Bank Al-Maghrib is expressly committed to contributing to the country's financial stability. She sits on the systematic coordination and oversight committee set up by banking law, can take any action in this regard, including the provision of emergency cash and the possibility of taking part in credit institutions in a context of systemic risk management and banking crisis resolution.
The Bank may also propose any other measures to maintain financial stability. The new provisions of the law also ensure efficiency in the decision-making process in crisis management.
In addition, the Central Bank is established as a licensing authority for the exercise of the processing (sorting and recycling) of the trust money entrusted to private operators and remains also vested with the mission to control the entire currency. chain.
Finally, the contribution to the implementation of the National Financial Inclusion Strategy (SNIF) is expressly made to Bank Al-Maghrib.

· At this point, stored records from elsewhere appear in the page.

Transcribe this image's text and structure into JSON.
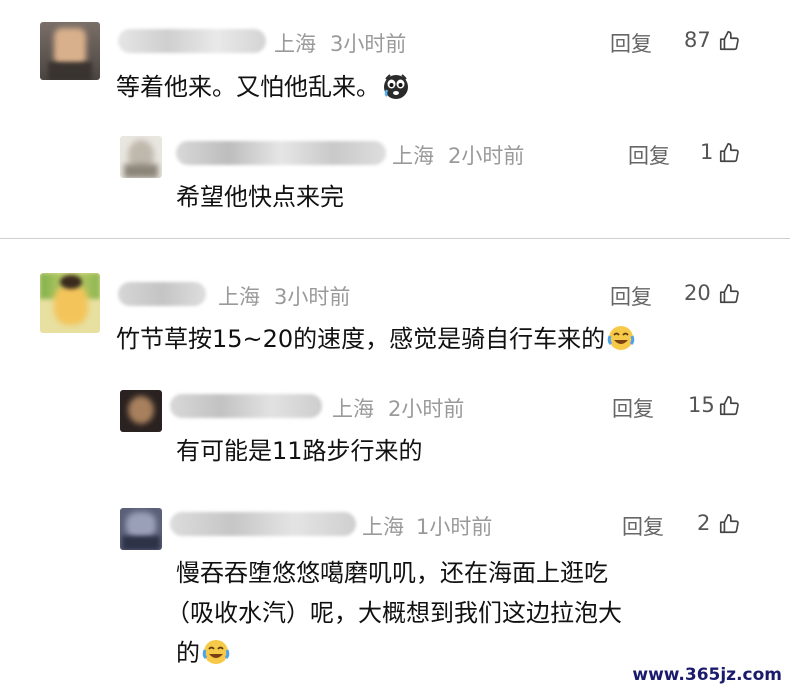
{
  "comments": [
    {
      "location": "上海",
      "time": "3小时前",
      "reply_label": "回复",
      "likes": "87",
      "text": "等着他来。又怕他乱来。",
      "emoji": "scared-face-icon",
      "replies": [
        {
          "location": "上海",
          "time": "2小时前",
          "reply_label": "回复",
          "likes": "1",
          "text": "希望他快点来完"
        }
      ]
    },
    {
      "location": "上海",
      "time": "3小时前",
      "reply_label": "回复",
      "likes": "20",
      "text": "竹节草按15~20的速度，感觉是骑自行车来的",
      "emoji": "laughing-crying-face-icon",
      "replies": [
        {
          "location": "上海",
          "time": "2小时前",
          "reply_label": "回复",
          "likes": "15",
          "text": "有可能是11路步行来的"
        },
        {
          "location": "上海",
          "time": "1小时前",
          "reply_label": "回复",
          "likes": "2",
          "text_lines": [
            "慢吞吞堕悠悠噶磨叽叽，还在海面上逛吃",
            "（吸收水汽）呢，大概想到我们这边拉泡大",
            "的"
          ],
          "emoji": "laughing-crying-face-icon"
        }
      ]
    }
  ],
  "watermark": "www.365jz.com",
  "colors": {
    "meta": "#9a9a9a",
    "text": "#111111",
    "divider": "#cfcfcf"
  }
}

The immutability of the Wali position: a six-year term renewable once
The provisions of the new law further strengthen and strengthen good governance standards within Bank Al-Maghrib. Three committees became statutory:
– the audit committee directly attached to the Bank's Board, in accordance with the best practices observed in the matter and two other committees, namely
– the Monetary and Financial Committee and
-the Financial Stability Committee, which is responsible for assisting Wali in matters directly related to the Bank's core missions.
As regards the terms of appointment of the six independent members of the Bank Council, three are nominated on a proposal from the Wali and three on a proposal from the entity in charge of finance, for a non-renewable term of 6 years. These members must neither exercise an elective mandate nor hold a position of responsibility in public or private companies.
The Board's powers are being strengthened to include the possibility of:
• decide on any action that may be taken in exceptional or emergency situations;
• attach any other instrument of intervention on the money market or foreign exchange other than those provided by law.
One of the major developments in the Bank's status concerns the non-availability of the Wali position of Bank Al-Maghrib for a fixed period considered sufficient to meet the strategic objectives pursued in carrying out the mission of the Bank. Bank (six-year renewable term only).
In this regard, the law provides for the hearing of Wali by specialized parliamentary committees, in accordance with the principle of accountability enshrined in the Constitution. In the event of absence or impediment, the Chief Executive Officer is given the power to replace the Wali. He is also entitled to dispatch regular business in case of vacancy in Wali.
On-the-spot control missions become payable
The new law stipulates that the Bank may decide, if necessary, to increase its capital by incorporating reserves and to create as many reserve funds as necessary. The state must pay the necessary amounts to fill any decrease affecting the capital of Bank Al-Maghrib.
The new statute also introduces the obligation for Bank Al-Maghrib's control subjects to make a contribution to cover the expenses inherent in on-site control missions.
Finally, the Bank now enjoys a general privilege for the collection of its debts due to credit institutions.